Casa di Antonio era questa, un edifico su tre livelli e sottotetto, uno seminterrato con garage e il piano rialzato libero e incompleto, un portico da cui si accede ai piani della residenza. Il volume residuo ci ha consentito di ampliare la superficie del piano rialzato con l’inserimento di una stecca.
Un monolite inciso solo sul lato lungo con tagli verticali e svuotato completamente dove lo sbalzo della camera da letto si affaccia sulla piscina. Dalla parte opposta si trovano il corpo scala preesistente con l’ingresso e la cucina della nuovo appartamento. Al centro tra i due volumi chiusi, lo spazio completamente vetrato consente alla zona pranzo di essere ben illuminata e orientata verso il giardino con piscina. Un percorso entra e esce dalla casa fino ad arrivare ai margini della piscina. Adiacenti al pranzo si trovano il soggiorno e lo studio, spazio in cui un setto separa e disimpegna i servizi della zona giorno indicando la direzione della camera da letto patronale e la scala che porta al piano seminterrato dove sono disposti altri locali tra cui una camera da letto con patio e altri servizi.

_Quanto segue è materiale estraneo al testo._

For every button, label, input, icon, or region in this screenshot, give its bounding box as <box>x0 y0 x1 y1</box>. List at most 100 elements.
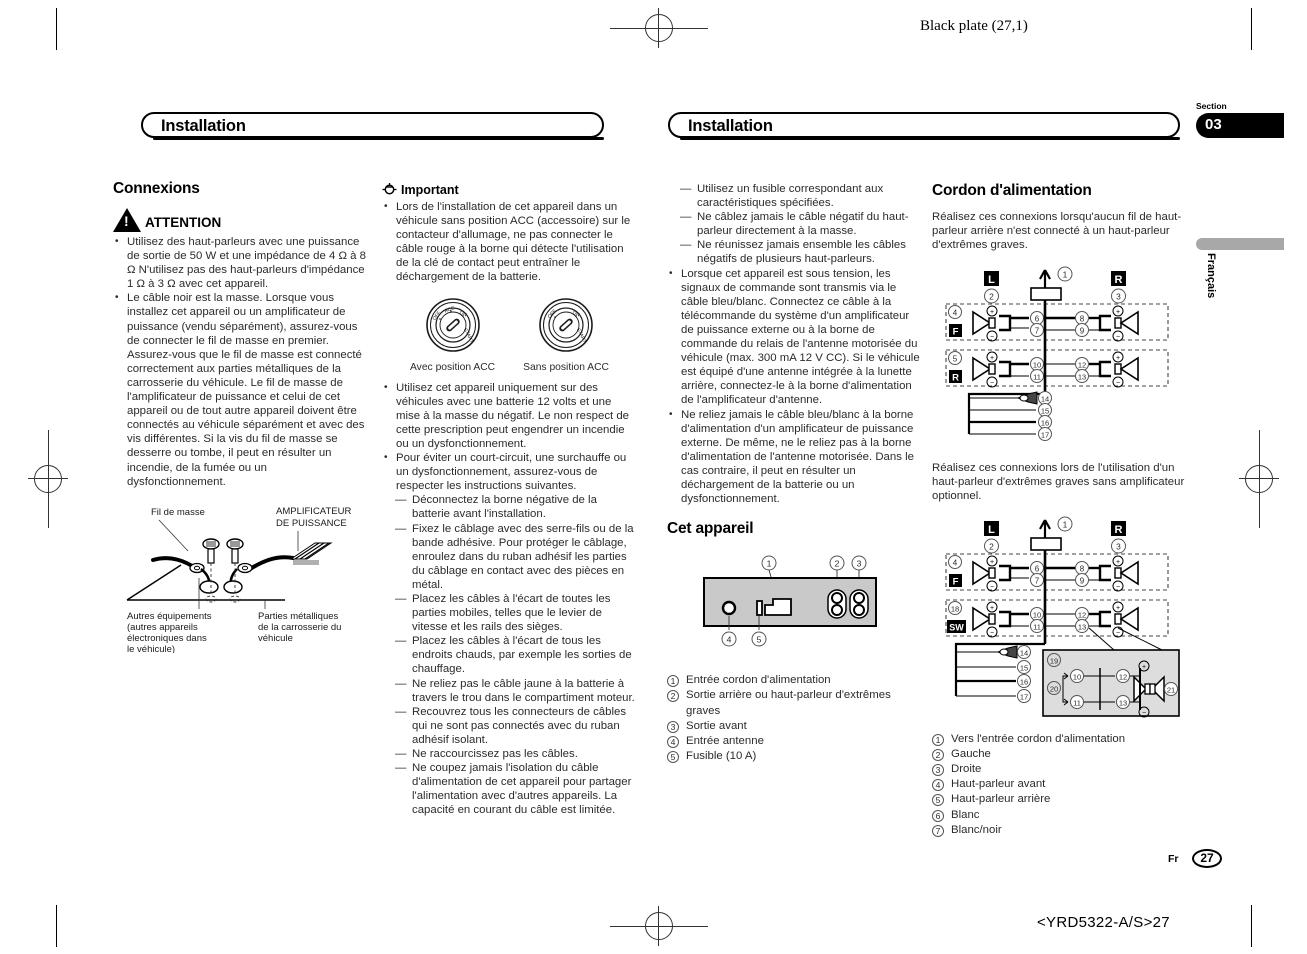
svg-text:−: − <box>1116 380 1120 387</box>
list-item: Ne câblez jamais le câble négatif du hau… <box>680 210 922 238</box>
legend-text: Fusible (10 A) <box>686 750 757 763</box>
legend-text: Droite <box>951 762 982 775</box>
crop-mark-top-left <box>56 8 57 50</box>
legend-item: 1 Entrée cordon d'alimentation <box>667 673 922 688</box>
title-bar-shadow <box>153 137 604 140</box>
svg-text:14: 14 <box>1020 648 1028 657</box>
svg-text:+: + <box>990 605 994 612</box>
svg-text:AMPLIFICATEUR: AMPLIFICATEUR <box>276 506 351 517</box>
svg-text:−: − <box>990 630 994 637</box>
svg-text:7: 7 <box>1035 576 1040 585</box>
caution-list: Utilisez des haut-parleurs avec une puis… <box>113 235 368 489</box>
svg-text:3: 3 <box>1116 541 1121 551</box>
ignition-key-without-acc: OFF ON START Sans position ACC <box>523 297 609 373</box>
legend-item: 2 Gauche <box>932 747 1187 762</box>
svg-text:17: 17 <box>1041 431 1049 440</box>
column-2: Important Lors de l'installation de cet … <box>382 182 637 817</box>
svg-text:−: − <box>990 380 994 387</box>
svg-text:ACC: ACC <box>443 305 455 314</box>
svg-text:3: 3 <box>857 559 862 569</box>
svg-text:électroniques dans: électroniques dans <box>127 633 207 644</box>
legend-text: Vers l'entrée cordon d'alimentation <box>951 732 1126 745</box>
ignition-key-figures: OFF ACC ON START Avec position ACC OFF O… <box>382 297 637 373</box>
legend-text: Gauche <box>951 747 991 760</box>
list-item: Pour éviter un court-circuit, une surcha… <box>382 451 637 493</box>
svg-text:L: L <box>988 524 995 536</box>
legend-item: 2 Sortie arrière ou haut-parleur d'extrêm… <box>667 688 922 718</box>
svg-text:15: 15 <box>1020 663 1028 672</box>
svg-text:ON: ON <box>458 309 468 318</box>
svg-text:3: 3 <box>1116 292 1121 302</box>
important-list: Lors de l'installation de cet appareil d… <box>382 200 637 285</box>
svg-text:20: 20 <box>1050 684 1058 693</box>
svg-text:+: + <box>1116 309 1120 316</box>
svg-text:10: 10 <box>1073 672 1081 681</box>
svg-text:−: − <box>1116 334 1120 341</box>
svg-text:18: 18 <box>951 604 959 613</box>
legend-text: Blanc <box>951 808 980 821</box>
svg-text:+: + <box>990 309 994 316</box>
legend-item: 6 Blanc <box>932 808 1187 823</box>
svg-text:8: 8 <box>1080 315 1085 324</box>
svg-text:15: 15 <box>1041 407 1049 416</box>
svg-text:13: 13 <box>1078 622 1086 631</box>
svg-text:ON: ON <box>571 309 581 318</box>
column-4: Cordon d'alimentation Réalisez ces conne… <box>932 182 1187 838</box>
language-tab-label: Français <box>1205 253 1217 299</box>
caution-label: ATTENTION <box>145 215 222 230</box>
legend-text: Haut-parleur avant <box>951 778 1046 791</box>
svg-text:+: + <box>1116 355 1120 362</box>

Tutto il progetto, oltre alla preesistenza e alle quantità disponibili per la realizzazione dell’ampliamento, è stato fortemente influenzato dalla forte direzionalità e dal paesaggio presente. La stecca si chiude verso l’esterno e protegge uno spazio aperto più domestico e in stretto contatto con la casa, caratterizza e marca forma e proporzioni del lotto. Un percorso entra e esce dalla casa, parte dall’ingresso pedonale, affianca la stecca, attraversa lo spazio insieme alla luce, e termina poco prima della piscina, ma potrebbe estendersi e organizzare tutto lo spazio del verde domestico e agricolo.
La quota “bassa” del progetto allontana l’orizzonte, lasciando allo sguardo l’unica direzione possibile verso la campagna e gli uliveti.